= Marcus Olaus Bockman =

Lutheran theologian (1849–1942)

Marcus Olaus Bockman (January 9, 1849 – July 21, 1942) was a Norwegian-American Lutheran theologian.

==Background==
Marcus Olaus Bockman was born Marcus Olaus Bøckmann at Langesund in Bamble municipality, Telemark county, Norway. He was educated at Egersund High School, Aars and Voss Latin School, and the University of Christiania (Oslo).

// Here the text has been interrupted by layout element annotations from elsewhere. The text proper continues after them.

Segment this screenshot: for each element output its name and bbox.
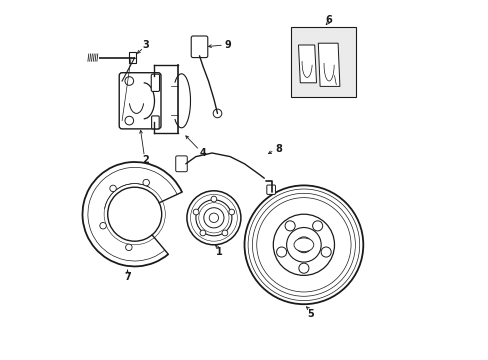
Text: 5: 5	[307, 309, 314, 319]
Circle shape	[273, 214, 334, 275]
FancyBboxPatch shape	[175, 156, 187, 172]
Circle shape	[211, 196, 216, 202]
FancyBboxPatch shape	[151, 74, 159, 91]
Circle shape	[228, 209, 234, 215]
Circle shape	[125, 116, 133, 125]
Circle shape	[222, 230, 227, 236]
Circle shape	[125, 244, 132, 251]
Circle shape	[203, 208, 224, 228]
Circle shape	[186, 191, 241, 245]
Text: 7: 7	[124, 272, 131, 282]
Polygon shape	[298, 45, 316, 83]
Text: 4: 4	[199, 148, 206, 158]
Circle shape	[193, 209, 199, 215]
FancyBboxPatch shape	[119, 73, 161, 129]
FancyBboxPatch shape	[191, 36, 207, 58]
Circle shape	[209, 213, 218, 222]
Circle shape	[110, 185, 116, 192]
Text: 1: 1	[216, 247, 222, 257]
Text: 9: 9	[224, 40, 231, 50]
Circle shape	[321, 247, 330, 257]
Circle shape	[125, 77, 133, 85]
Circle shape	[285, 221, 295, 231]
Circle shape	[286, 228, 321, 262]
Text: 2: 2	[142, 155, 148, 165]
Circle shape	[312, 221, 322, 231]
Circle shape	[142, 179, 149, 186]
Polygon shape	[318, 43, 339, 86]
Circle shape	[298, 263, 308, 273]
Circle shape	[244, 185, 363, 304]
Text: 6: 6	[325, 15, 332, 25]
Bar	[129, 52, 136, 63]
Circle shape	[213, 109, 222, 118]
Bar	[291, 27, 355, 97]
Circle shape	[295, 237, 311, 253]
Circle shape	[200, 230, 205, 236]
FancyBboxPatch shape	[151, 116, 159, 129]
Text: 3: 3	[142, 40, 148, 50]
Circle shape	[100, 222, 106, 229]
Text: 8: 8	[275, 144, 282, 154]
FancyBboxPatch shape	[266, 185, 275, 194]
Circle shape	[276, 247, 286, 257]
Ellipse shape	[293, 238, 313, 252]
Circle shape	[196, 200, 231, 236]
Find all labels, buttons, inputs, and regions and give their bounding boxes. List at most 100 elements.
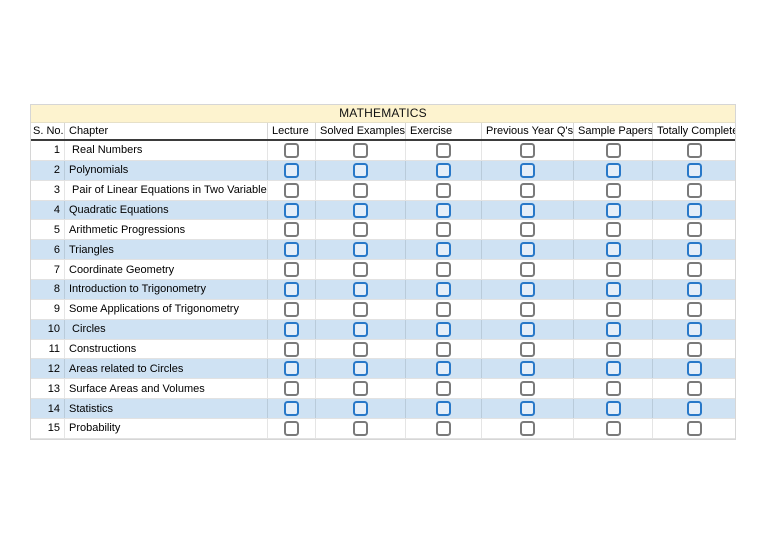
sample-papers-checkbox[interactable] bbox=[605, 202, 621, 218]
solved-examples-checkbox[interactable] bbox=[353, 222, 368, 238]
sample-papers-checkbox[interactable] bbox=[605, 301, 621, 317]
sample-papers-checkbox[interactable] bbox=[605, 401, 621, 417]
lecture-checkbox[interactable] bbox=[284, 182, 299, 198]
totally-complete-checkbox[interactable] bbox=[686, 281, 702, 297]
exercise-cell bbox=[406, 240, 482, 260]
totally-complete-checkbox[interactable] bbox=[686, 301, 702, 317]
exercise-checkbox[interactable] bbox=[436, 420, 451, 436]
exercise-checkbox[interactable] bbox=[436, 142, 451, 158]
previous-year-qs-cell bbox=[482, 379, 574, 399]
solved-examples-checkbox[interactable] bbox=[353, 202, 368, 218]
lecture-checkbox[interactable] bbox=[284, 242, 299, 258]
totally-complete-checkbox[interactable] bbox=[686, 361, 702, 377]
column-header-lecture: Lecture bbox=[268, 123, 316, 139]
lecture-cell bbox=[268, 220, 316, 240]
lecture-checkbox[interactable] bbox=[284, 341, 299, 357]
sample-papers-checkbox[interactable] bbox=[605, 142, 621, 158]
exercise-checkbox[interactable] bbox=[436, 242, 451, 258]
totally-complete-checkbox[interactable] bbox=[686, 321, 702, 337]
exercise-cell bbox=[406, 141, 482, 160]
exercise-checkbox[interactable] bbox=[436, 381, 451, 397]
solved-examples-checkbox[interactable] bbox=[353, 381, 368, 397]
totally-complete-checkbox[interactable] bbox=[686, 202, 702, 218]
totally-complete-checkbox[interactable] bbox=[686, 242, 702, 258]
previous-year-qs-checkbox[interactable] bbox=[520, 420, 535, 436]
previous-year-qs-checkbox[interactable] bbox=[520, 381, 535, 397]
exercise-checkbox[interactable] bbox=[436, 262, 451, 278]
sample-papers-checkbox[interactable] bbox=[605, 242, 621, 258]
previous-year-qs-checkbox[interactable] bbox=[520, 202, 535, 218]
previous-year-qs-checkbox[interactable] bbox=[520, 281, 535, 297]
lecture-checkbox[interactable] bbox=[284, 381, 299, 397]
exercise-checkbox[interactable] bbox=[436, 182, 451, 198]
totally-complete-checkbox[interactable] bbox=[686, 381, 702, 397]
previous-year-qs-checkbox[interactable] bbox=[520, 301, 535, 317]
exercise-checkbox[interactable] bbox=[436, 361, 451, 377]
previous-year-qs-checkbox[interactable] bbox=[520, 321, 535, 337]
totally-complete-checkbox[interactable] bbox=[686, 182, 702, 198]
exercise-checkbox[interactable] bbox=[436, 222, 451, 238]
lecture-checkbox[interactable] bbox=[284, 202, 299, 218]
lecture-checkbox[interactable] bbox=[284, 281, 299, 297]
lecture-checkbox[interactable] bbox=[284, 222, 299, 238]
exercise-checkbox[interactable] bbox=[436, 281, 451, 297]
totally-complete-checkbox[interactable] bbox=[686, 162, 702, 178]
table-row: 14 Statistics bbox=[31, 399, 735, 420]
totally-complete-checkbox[interactable] bbox=[686, 341, 702, 357]
previous-year-qs-checkbox[interactable] bbox=[520, 361, 535, 377]
sample-papers-checkbox[interactable] bbox=[605, 262, 621, 278]
solved-examples-checkbox[interactable] bbox=[353, 420, 368, 436]
solved-examples-checkbox[interactable] bbox=[353, 142, 368, 158]
row-number: 6 bbox=[31, 240, 65, 260]
sample-papers-checkbox[interactable] bbox=[605, 381, 621, 397]
totally-complete-checkbox[interactable] bbox=[686, 142, 702, 158]
lecture-checkbox[interactable] bbox=[284, 321, 299, 337]
exercise-checkbox[interactable] bbox=[436, 341, 451, 357]
previous-year-qs-checkbox[interactable] bbox=[520, 162, 535, 178]
exercise-cell bbox=[406, 180, 482, 200]
solved-examples-checkbox[interactable] bbox=[353, 401, 368, 417]
solved-examples-checkbox[interactable] bbox=[353, 162, 368, 178]
previous-year-qs-checkbox[interactable] bbox=[520, 401, 535, 417]
solved-examples-checkbox[interactable] bbox=[353, 182, 368, 198]
previous-year-qs-checkbox[interactable] bbox=[520, 262, 535, 278]
previous-year-qs-checkbox[interactable] bbox=[520, 182, 535, 198]
exercise-checkbox[interactable] bbox=[436, 401, 451, 417]
solved-examples-checkbox[interactable] bbox=[353, 321, 368, 337]
sample-papers-checkbox[interactable] bbox=[605, 222, 621, 238]
lecture-checkbox[interactable] bbox=[284, 420, 299, 436]
exercise-checkbox[interactable] bbox=[436, 202, 451, 218]
sample-papers-checkbox[interactable] bbox=[605, 281, 621, 297]
previous-year-qs-checkbox[interactable] bbox=[520, 142, 535, 158]
chapter-name: Constructions bbox=[65, 339, 268, 359]
sample-papers-checkbox[interactable] bbox=[605, 182, 621, 198]
sample-papers-checkbox[interactable] bbox=[605, 420, 621, 436]
previous-year-qs-checkbox[interactable] bbox=[520, 242, 535, 258]
sample-papers-checkbox[interactable] bbox=[605, 162, 621, 178]
lecture-checkbox[interactable] bbox=[284, 162, 299, 178]
totally-complete-checkbox[interactable] bbox=[686, 222, 702, 238]
solved-examples-checkbox[interactable] bbox=[353, 281, 368, 297]
sample-papers-checkbox[interactable] bbox=[605, 321, 621, 337]
solved-examples-checkbox[interactable] bbox=[353, 262, 368, 278]
lecture-checkbox[interactable] bbox=[284, 262, 299, 278]
sample-papers-checkbox[interactable] bbox=[605, 361, 621, 377]
previous-year-qs-checkbox[interactable] bbox=[520, 341, 535, 357]
exercise-checkbox[interactable] bbox=[436, 162, 451, 178]
lecture-checkbox[interactable] bbox=[284, 142, 299, 158]
totally-complete-checkbox[interactable] bbox=[686, 262, 702, 278]
solved-examples-checkbox[interactable] bbox=[353, 301, 368, 317]
lecture-checkbox[interactable] bbox=[284, 301, 299, 317]
totally-complete-checkbox[interactable] bbox=[686, 420, 702, 436]
previous-year-qs-checkbox[interactable] bbox=[520, 222, 535, 238]
lecture-checkbox[interactable] bbox=[284, 361, 299, 377]
previous-year-qs-cell bbox=[482, 240, 574, 260]
solved-examples-checkbox[interactable] bbox=[353, 242, 368, 258]
exercise-checkbox[interactable] bbox=[436, 321, 451, 337]
solved-examples-checkbox[interactable] bbox=[353, 361, 368, 377]
sample-papers-checkbox[interactable] bbox=[605, 341, 621, 357]
solved-examples-checkbox[interactable] bbox=[353, 341, 368, 357]
totally-complete-checkbox[interactable] bbox=[686, 401, 702, 417]
lecture-checkbox[interactable] bbox=[284, 401, 299, 417]
exercise-checkbox[interactable] bbox=[436, 301, 451, 317]
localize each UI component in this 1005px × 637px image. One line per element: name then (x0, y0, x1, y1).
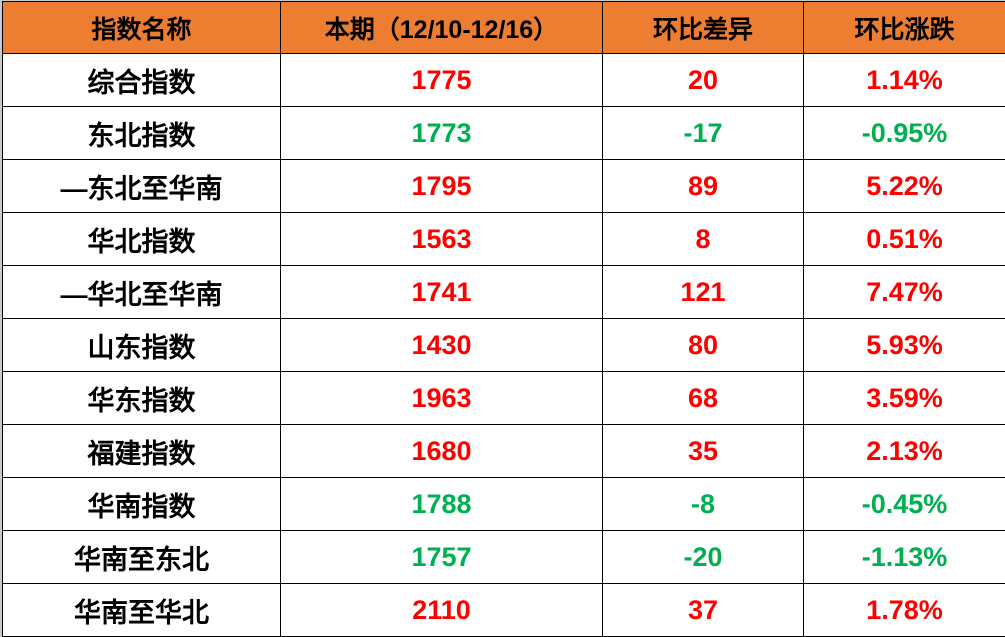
index-name-cell: 华南至东北 (2, 530, 281, 584)
index-name-cell: 华南指数 (2, 477, 281, 531)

After graduating as a Candidatus theologiæ, he was ordained as a priest of the Church of Norway.

==Career==
Bockman immigrated to the United States in 1875. He served as a Lutheran pastor near Kenyon, Minnesota at Gol Lutheran Church from 1875 to 1880 and at Moland Lutheran Church from 1880 to 1888. Having first worked as a Lutheran pastor for several years, he was appointed as a Professor of Theology at the Luther Theological Seminary operated by the Norwegian Synod in Saint Paul, Minnesota in 1886–90. He taught at Augsburg Seminary in Minneapolis, Minnesota from 1890 to 1893. He was President of the United Church Seminary operated by the United Norwegian Lutheran Church in Saint Paul, Minnesota from 1893–1917. He was made a Knight 1st class of the Royal Norwegian Order of St. Olav by King Haakon VII of Norway in 1912. His official portrait in the reading room of the library of Luther Theological Seminary depicts him wearing the Knight's Cross of the Order on his Norwegian clerical cassock.

From 1917 to 1930 he served as the president of the Luther Theological Seminary. From 1930 until his retirement in 1937, he continued to serve as a professor at the Seminary. He died in 1942 after suffering a broken hip. The personal records and files of Marcus O. Bockman are contained within the archives of Luther Seminary.